Merespons kondisi ini, Ketua Fraksi Partai Gerakan Indonesia Raya (Gerindra) DPRD Badung, I Wayan Puspa Negara, S.P., M.Si. mendukung pembentukan tim terpadu pengawasan dan pengendalian atau pengelolaan rumah kos, villa pribadi, dan sejenisnya serta tim optimalisasi pendapatan pajak daerah.

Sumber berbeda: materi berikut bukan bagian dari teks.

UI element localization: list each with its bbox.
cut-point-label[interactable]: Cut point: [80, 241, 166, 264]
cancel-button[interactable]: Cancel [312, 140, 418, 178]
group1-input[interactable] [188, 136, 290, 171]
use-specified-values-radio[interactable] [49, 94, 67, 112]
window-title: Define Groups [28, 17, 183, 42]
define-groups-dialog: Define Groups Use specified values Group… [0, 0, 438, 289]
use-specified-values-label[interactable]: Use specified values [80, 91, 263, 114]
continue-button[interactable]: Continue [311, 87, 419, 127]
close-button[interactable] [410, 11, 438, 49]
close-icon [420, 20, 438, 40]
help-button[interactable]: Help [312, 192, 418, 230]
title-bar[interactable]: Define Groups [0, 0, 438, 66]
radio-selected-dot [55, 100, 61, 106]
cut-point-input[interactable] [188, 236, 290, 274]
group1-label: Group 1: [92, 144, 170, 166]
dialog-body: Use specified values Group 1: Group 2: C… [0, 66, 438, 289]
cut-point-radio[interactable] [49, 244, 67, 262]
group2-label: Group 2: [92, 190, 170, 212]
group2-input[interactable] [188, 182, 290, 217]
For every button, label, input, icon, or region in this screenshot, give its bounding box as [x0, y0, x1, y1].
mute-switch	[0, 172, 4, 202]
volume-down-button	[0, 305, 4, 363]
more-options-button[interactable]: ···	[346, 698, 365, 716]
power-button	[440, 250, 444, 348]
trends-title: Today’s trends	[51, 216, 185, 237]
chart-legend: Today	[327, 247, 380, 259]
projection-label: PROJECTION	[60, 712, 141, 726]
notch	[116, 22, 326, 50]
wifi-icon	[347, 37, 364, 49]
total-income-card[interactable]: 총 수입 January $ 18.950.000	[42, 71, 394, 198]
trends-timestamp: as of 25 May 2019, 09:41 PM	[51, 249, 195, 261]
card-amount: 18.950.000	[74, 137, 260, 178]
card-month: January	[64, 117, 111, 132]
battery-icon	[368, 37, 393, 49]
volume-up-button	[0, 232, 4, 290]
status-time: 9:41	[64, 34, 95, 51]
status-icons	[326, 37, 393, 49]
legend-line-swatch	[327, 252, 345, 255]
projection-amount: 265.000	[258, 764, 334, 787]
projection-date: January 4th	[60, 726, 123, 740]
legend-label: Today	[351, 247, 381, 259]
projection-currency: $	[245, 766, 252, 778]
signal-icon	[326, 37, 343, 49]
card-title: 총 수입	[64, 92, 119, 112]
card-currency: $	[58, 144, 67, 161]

“Akhir-akhir ini pelaku akomodasi wisata formal seperti hotel, resort hotel, dan city hotel serta asosiasi PHRI mengeluhkan sepinya tingkat hunian akomodasi formal yang cenderung rendah, sementara tingkat kunjungan wisman masih stabil. Bahkan, sesuai data dari Bandara Internasional I Gusti Ngurah Rai menyatakan bahwa secara target jumlah penumpang domestik memang menurun atau tidak tercapai dilihat dari tingkat kunjungan bulan Januari, Februari, dan Maret 2025. Selama tiga bulan, pax atau jumlah penumpang domestik minus 10 persen, tetapi yang internasional naik 10 persen dibanding bulan Januari, Februari, Maret tahun 2024,” ungkap Puspa Negara sembari menjabarkan target Pemerintah Provinsi Bali terkait jumlah kunjungan wisman tahun 2025, yakni ditarget 6,5 juta, naik dari capaian tahun 2024 sebesar 6,3 juta.
“Melihat data kunjungan wisatawan stabil, tetapi tingkat hunian kamar hotel tidak berbanding lurus, maka pertanyaanya para wisman itu riilnya tinggal di mana?” tanya Puspa Negara.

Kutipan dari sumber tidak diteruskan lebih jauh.